I started off Google-ing the term, and came across a news video titled, “Oklahoma Bureau of Narcotics Warning Parents About I-Dosing.” It discussed parent’s concerns about their children and the evolution of I-Dosing throughout society. I happen to think that they have an irrational concern. I am not someone who has ever heard of this term before, so this is all going off of my gained knowledge from tonight, but I feel that possibly it is a generational thing. The generation of current parents did not grow up with the technology that we have today, so anything “out of the ordinary” like I-Dosing which claims to “make people high” and “simulate drug use” from different frequencies and digital sounds absolutely scares adults to no end. The idea that technology and noise can do what I-Dosing claims it does makes worried parents react in a way which seems concerning.
I listened to a few videos tonight, which consisted of different pitches and levels of noise, and if anything, it reminded me of an airplane taking off from the runway, or a calming ocean. It did not seem like anything around me was changing, I was just clued in to how annoying it was, and spent my thoughts wishing it would stop. The YouTube videos of the reactions of teens portrayed an image that I-Dosing actually works, and I beg to differ.
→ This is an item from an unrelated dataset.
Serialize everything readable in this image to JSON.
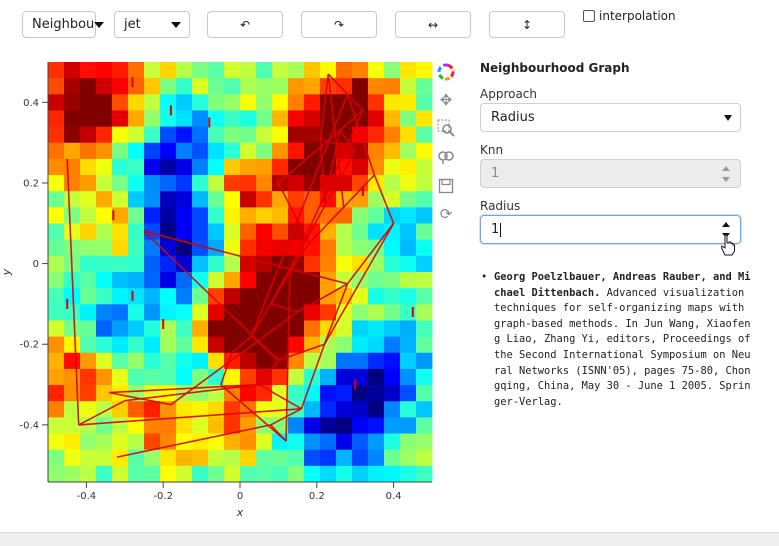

Curious teenagers want to experience this phenomenon, and in all honesty, its for nothing…I-Dosing, in my opinion, does absolutely nothing.
I was actually listening to the “Gates of Hades” I-Dosing video while writing this blog entry, since I saw in someone else’s post that was a common one, and I didn’t come across it in my studies…just like all of the others, it has not phased me at all (and now it’s even sounding like an annoying, moving train, which is making me laugh, but that’s just me and my imagination I guess). You know how after you go into an ocean you feel like you’re in waves hours later, where you can literally feel it after the fact? I thought that was what I-Dosing would be like. It wasn’t at all.